Mar 1, 2022 - Business

North Carolina cracks down on Russian-made goods

ABC store

Photo: Katie Peralta Soloff/Axios

You’ll no longer be able to find Russian-made vodka in North Carolina liquor stores.

What’s happening: Gov. Cooper on Monday signed an executive order directing state government agencies to review all existing contracts and operations and “to terminate any agreements or operations that directly benefit Russian entities.”

  • This includes the sale of Russian alcohol at state ABC stores. Three Russian alcohol brands – Hammer & Sickle, Beluga, and Russian Standard – would be subject to this Executive Order, according to Cooper’s office.
  • The order is effective immediately.

Why it matters: North Carolina’s decision is the latest in a growing boycott of Russian-made goods following Vladimir Putin’s unprovoked invasion of Ukraine last week.

In a statement, Cooper called Russia’s invasion of Ukraine “an attack on a free people.”

“This order sends a strong message and helps ensure no public dollars or operations from North Carolina will benefit Russia and its unjustified aggression,” Cooper said.

“Our state stands in solidarity with the people of Ukraine as they fight courageously against a tyrant to defend their country, their democracy and their freedom,” he added.

Go deeper: The latest on the Russia-Ukraine crisis

The impact: Following the governor’s order, the state ABC Commission said that it has suspended the availability of liquor in North Carolina that were produced by Russian entities.

Between the lines: Cooper is also directing the Department of Administration, Division of Purchase & Contract “to terminate any such contracts with Russian entities as quickly as practicable if they are identified.”

  • The governor is encouraging other state entities and local governments to adopt similar policies to ensure public dollars do not benefit Russia.

Over the weekend, Guilford County N.C. Sen.
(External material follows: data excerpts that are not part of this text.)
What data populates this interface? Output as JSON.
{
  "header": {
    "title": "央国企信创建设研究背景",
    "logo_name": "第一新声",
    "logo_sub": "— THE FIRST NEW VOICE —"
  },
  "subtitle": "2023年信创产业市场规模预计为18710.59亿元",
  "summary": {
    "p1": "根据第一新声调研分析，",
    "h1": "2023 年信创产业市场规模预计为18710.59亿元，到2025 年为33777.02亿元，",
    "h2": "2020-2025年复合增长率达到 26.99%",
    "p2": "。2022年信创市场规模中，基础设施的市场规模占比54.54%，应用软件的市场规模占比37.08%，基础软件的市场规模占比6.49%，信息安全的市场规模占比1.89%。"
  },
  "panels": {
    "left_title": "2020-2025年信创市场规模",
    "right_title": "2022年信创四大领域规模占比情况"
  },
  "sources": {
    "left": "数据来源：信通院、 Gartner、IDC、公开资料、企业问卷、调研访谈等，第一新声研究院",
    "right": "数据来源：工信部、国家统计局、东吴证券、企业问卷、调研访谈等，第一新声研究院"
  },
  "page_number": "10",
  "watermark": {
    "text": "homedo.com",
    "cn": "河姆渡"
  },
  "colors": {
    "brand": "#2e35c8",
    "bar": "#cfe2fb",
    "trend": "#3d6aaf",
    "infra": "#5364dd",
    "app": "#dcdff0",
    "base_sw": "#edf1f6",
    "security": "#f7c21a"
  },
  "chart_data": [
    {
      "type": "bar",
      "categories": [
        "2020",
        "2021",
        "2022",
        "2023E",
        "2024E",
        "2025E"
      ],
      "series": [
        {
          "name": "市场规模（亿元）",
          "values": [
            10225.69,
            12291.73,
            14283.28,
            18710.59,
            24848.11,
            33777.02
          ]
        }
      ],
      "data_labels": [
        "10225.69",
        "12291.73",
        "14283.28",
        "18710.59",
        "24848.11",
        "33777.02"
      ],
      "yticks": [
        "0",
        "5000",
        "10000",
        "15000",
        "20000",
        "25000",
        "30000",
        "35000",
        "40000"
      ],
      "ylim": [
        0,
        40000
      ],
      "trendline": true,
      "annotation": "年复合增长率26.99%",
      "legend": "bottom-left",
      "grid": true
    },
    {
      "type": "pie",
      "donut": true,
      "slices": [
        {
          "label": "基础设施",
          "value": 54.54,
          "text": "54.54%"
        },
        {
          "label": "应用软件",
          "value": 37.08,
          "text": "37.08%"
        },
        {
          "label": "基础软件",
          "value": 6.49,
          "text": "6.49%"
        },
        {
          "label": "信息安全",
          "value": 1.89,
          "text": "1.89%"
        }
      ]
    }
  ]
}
Michael Garrett called for a suspension of Russian vodka at state ABC stores.

“While this action may seem small and symbolic, I believe it demonstrates the people of North Carolina stand with the people of Ukraine, and are united in our opposition to the malicious and unprovoked Russian invasion of their homeland,” Garrett tweeted.
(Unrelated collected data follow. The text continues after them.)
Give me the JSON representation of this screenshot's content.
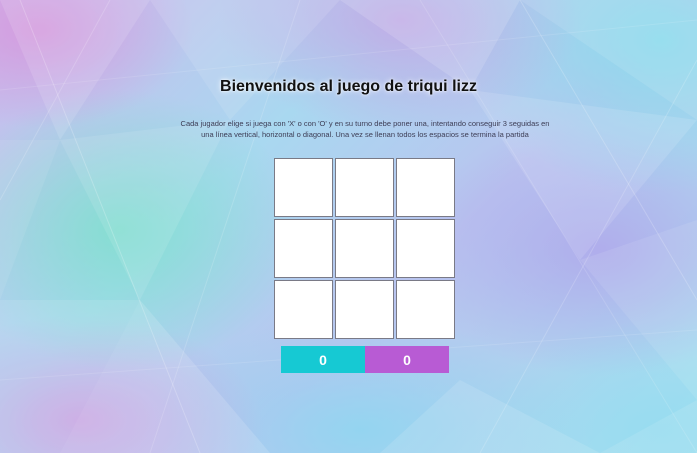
{
  "game": {
    "title": "Bienvenidos al juego de triqui lizz",
    "instructions": "Cada jugador elige si juega con 'X' o con 'O' y en su turno debe poner una, intentando conseguir 3 seguidas en una línea vertical, horizontal o diagonal. Una vez se llenan todos los espacios se termina la partida",
    "board": {
      "cells": [
        "",
        "",
        "",
        "",
        "",
        "",
        "",
        "",
        ""
      ]
    },
    "scores": {
      "player_x": {
        "value": "0",
        "color": "#16c9d3"
      },
      "player_o": {
        "value": "0",
        "color": "#b85bd4"
      }
    }
  }
}
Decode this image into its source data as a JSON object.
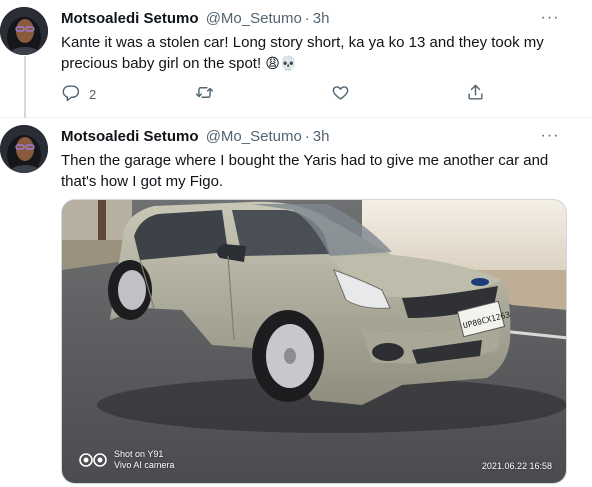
{
  "tweets": [
    {
      "name": "Motsoaledi Setumo",
      "handle": "@Mo_Setumo",
      "separator": "·",
      "time": "3h",
      "more": "···",
      "text": "Kante it was a stolen car! Long story short, ka ya ko 13 and they took my precious baby girl on the spot! ",
      "emojis": "😩💀",
      "reply_count": "2"
    },
    {
      "name": "Motsoaledi Setumo",
      "handle": "@Mo_Setumo",
      "separator": "·",
      "time": "3h",
      "more": "···",
      "text": "Then the garage where I bought the Yaris had to give me another car and that's how I got my Figo.",
      "media": {
        "watermark_line1": "Shot on Y91",
        "watermark_line2": "Vivo AI camera",
        "datestamp": "2021.06.22 16:58",
        "plate": "UP80CX1263"
      }
    }
  ],
  "icons": {
    "reply": "reply-icon",
    "retweet": "retweet-icon",
    "like": "heart-icon",
    "share": "share-icon",
    "more": "more-icon"
  },
  "colors": {
    "text_primary": "#0f1419",
    "text_secondary": "#536471",
    "thread_line": "#cfd9de"
  }
}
Already, private businesses across the region have been announcing plans to remove Russian-made products from their shelves.

  • Total Wine, which operates four stores in the Charlotte area, has removed Russian-made products from its shelves, the company said on Instagram.
  • Southern Spirits liquor in Indian Land also pulled Russian brands from its shelves. The liquor retailer is now doing “a booming business” in Ukrainian vodka, as the AP reported.

Yes, but: Experts say a boycott of Russian goods is unlikely to cause further damage to Russia’s economy — or to sway Putin, as NPR reported.